The Great Kererū Count (GKC), one of New Zealand’s largest annual citizen-initiated projects, ran from September 22 to October 1.

The project’s goal is to record the number of Kererū across New Zealand, raising awareness of the importance of the green, copper, and white pigeon, and promoting conservation in general.

According to the World Wildlife Federation, a partner of GKC, any person could take part by counting the Kererū in their backyards, schools, reserves, and parks. People could use any device to record Kererū numbers with the iNaturalist app, or by manually adding to the GKC website.

Livia Esterhazy, Chief Officer of NZ World Wildlife Federation, described the initiative, which began in 2012, as “vital, not just for protecting species, but for ensuring the health of our forest ecosystems for future generations.”

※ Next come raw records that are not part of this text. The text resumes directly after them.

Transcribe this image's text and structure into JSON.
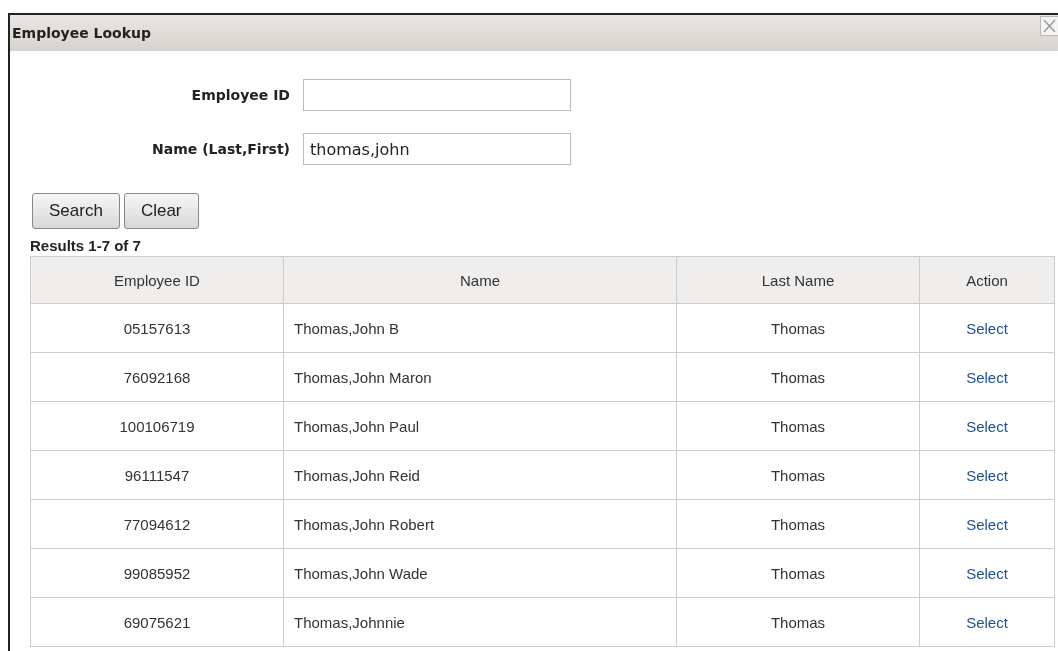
{
  "window": {
    "title": "Employee Lookup"
  },
  "form": {
    "fields": [
      {
        "label": "Employee ID"
      },
      {
        "label": "Name (Last,First)",
        "value": "thomas,john"
      }
    ],
    "buttons": [
      "Search",
      "Clear"
    ]
  },
  "results": {
    "summary": "Results 1-7 of 7"
  },
  "table": {
    "columns": [
      "Employee ID",
      "Name",
      "Last Name",
      "Action"
    ],
    "rows": [
      {
        "id": "05157613",
        "name": "Thomas,John B",
        "last_name": "Thomas",
        "action": "Select"
      },
      {
        "id": "76092168",
        "name": "Thomas,John Maron",
        "last_name": "Thomas",
        "action": "Select"
      },
      {
        "id": "100106719",
        "name": "Thomas,John Paul",
        "last_name": "Thomas",
        "action": "Select"
      },
      {
        "id": "96111547",
        "name": "Thomas,John Reid",
        "last_name": "Thomas",
        "action": "Select"
      },
      {
        "id": "77094612",
        "name": "Thomas,John Robert",
        "last_name": "Thomas",
        "action": "Select"
      },
      {
        "id": "99085952",
        "name": "Thomas,John Wade",
        "last_name": "Thomas",
        "action": "Select"
      },
      {
        "id": "69075621",
        "name": "Thomas,Johnnie",
        "last_name": "Thomas",
        "action": "Select"
      }
    ]
  }
}
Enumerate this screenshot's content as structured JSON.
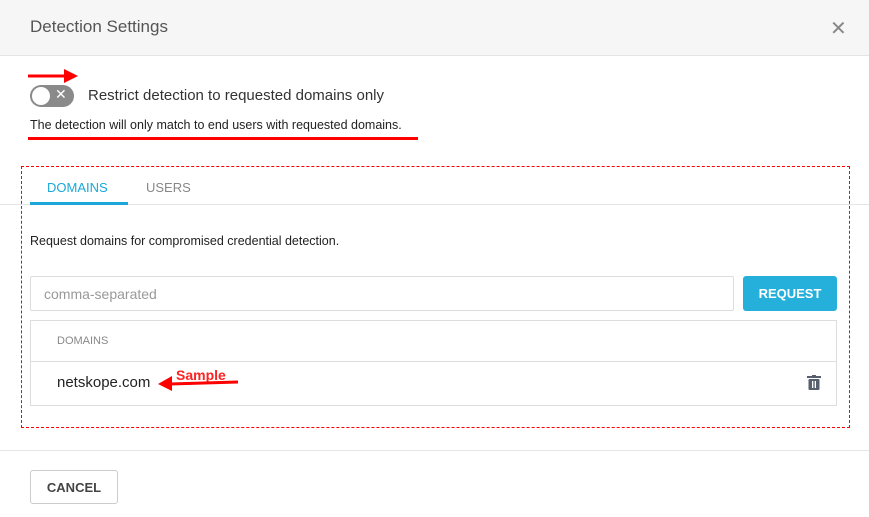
{
  "dialog": {
    "title": "Detection Settings"
  },
  "toggle": {
    "label": "Restrict detection to requested domains only",
    "on": false,
    "description": "The detection will only match to end users with requested domains."
  },
  "tabs": [
    {
      "label": "DOMAINS",
      "active": true
    },
    {
      "label": "USERS",
      "active": false
    }
  ],
  "domains_tab": {
    "instruction": "Request domains for compromised credential detection.",
    "input_placeholder": "comma-separated",
    "input_value": "",
    "request_label": "REQUEST",
    "table_header": "DOMAINS",
    "rows": [
      "netskope.com"
    ]
  },
  "annotation": {
    "sample_label": "Sample",
    "color": "#ff0000"
  },
  "footer": {
    "cancel_label": "CANCEL"
  },
  "colors": {
    "accent": "#1ba8d8"
  }
}
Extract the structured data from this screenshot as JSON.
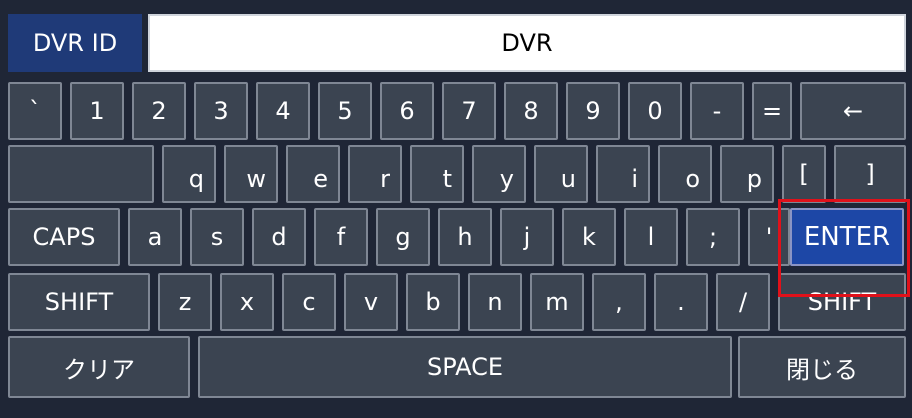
{
  "header": {
    "label": "DVR ID",
    "value": "DVR"
  },
  "rows": {
    "row1": [
      "`",
      "1",
      "2",
      "3",
      "4",
      "5",
      "6",
      "7",
      "8",
      "9",
      "0",
      "-",
      "=",
      "←"
    ],
    "row2": [
      "",
      "q",
      "w",
      "e",
      "r",
      "t",
      "y",
      "u",
      "i",
      "o",
      "p",
      "[",
      "]",
      ""
    ],
    "row3": [
      "CAPS",
      "a",
      "s",
      "d",
      "f",
      "g",
      "h",
      "j",
      "k",
      "l",
      ";",
      "'",
      "ENTER"
    ],
    "row4": [
      "SHIFT",
      "z",
      "x",
      "c",
      "v",
      "b",
      "n",
      "m",
      ",",
      ".",
      "/",
      "SHIFT"
    ],
    "row5": [
      "クリア",
      "SPACE",
      "閉じる"
    ]
  },
  "colors": {
    "background": "#1f2636",
    "key": "#3b4451",
    "enter": "#1d47a6",
    "label_box": "#1f3a78",
    "highlight": "#e0111a"
  }
}
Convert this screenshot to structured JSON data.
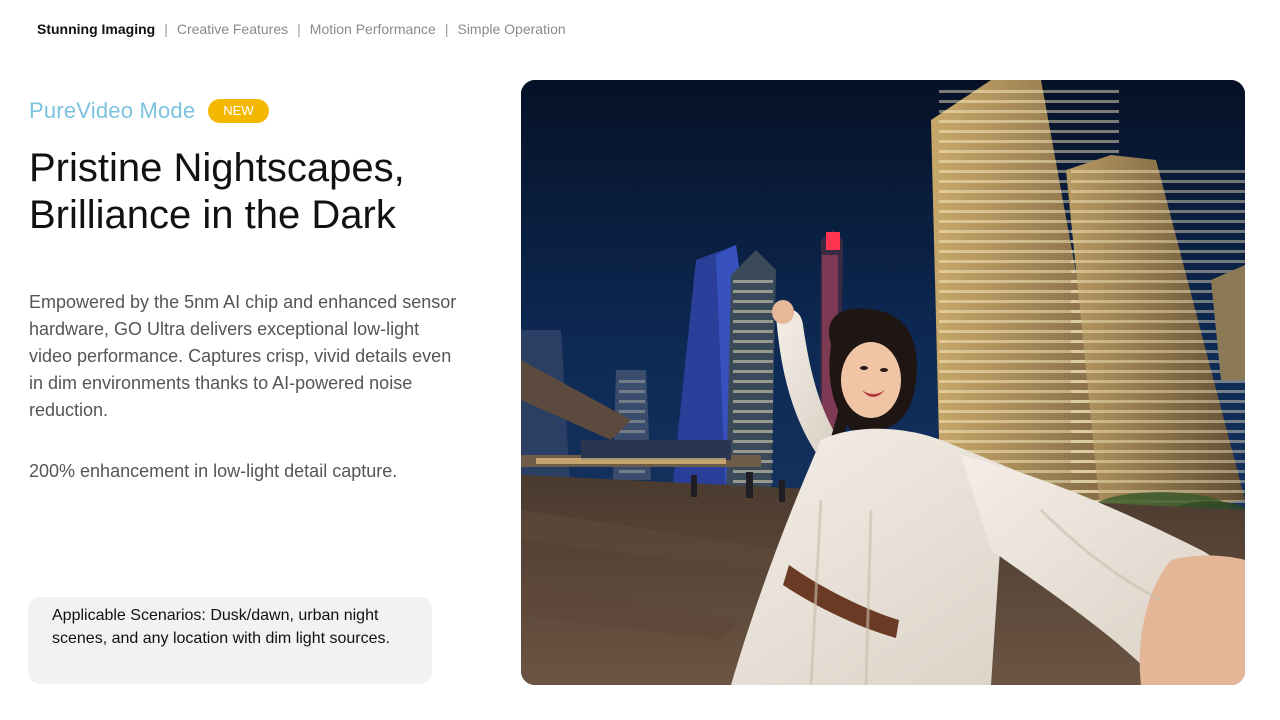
{
  "nav": {
    "tabs": [
      {
        "label": "Stunning Imaging",
        "active": true
      },
      {
        "label": "Creative Features",
        "active": false
      },
      {
        "label": "Motion Performance",
        "active": false
      },
      {
        "label": "Simple Operation",
        "active": false
      }
    ],
    "separator": "|"
  },
  "feature": {
    "mode_label": "PureVideo Mode",
    "badge": "NEW",
    "headline_line1": "Pristine Nightscapes,",
    "headline_line2": "Brilliance in the Dark",
    "description": "Empowered by the 5nm AI chip and enhanced sensor hardware, GO Ultra delivers exceptional low-light video performance. Captures crisp, vivid details even in dim environments thanks to AI-powered noise reduction.",
    "highlight": "200% enhancement in low-light detail capture.",
    "scenarios": "Applicable Scenarios: Dusk/dawn, urban night scenes, and any location with dim light sources."
  },
  "colors": {
    "accent_blue": "#7cc3e0",
    "badge_yellow": "#f5b800",
    "scenario_bg": "#f2f2f4"
  }
}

The Kererū has an important role in relation to native plants — no other native bird can disperse seeds of native canopy trees such as tawa, taraire, and mataī in the same way.

The Kererū is not a listed endangered species, and is not regularly monitored by the Department of Conservation (DOC); the GKC initiative is thus particularly significant. DOC told Salient that “the role of the Kererū needs to be highlighted,” and that citizen-initiated science is positive to see, necessary for encouraging more people to become involved in conservation.

In 2016’s GKC, there were 5880 observations and 11,990 Kererū counted.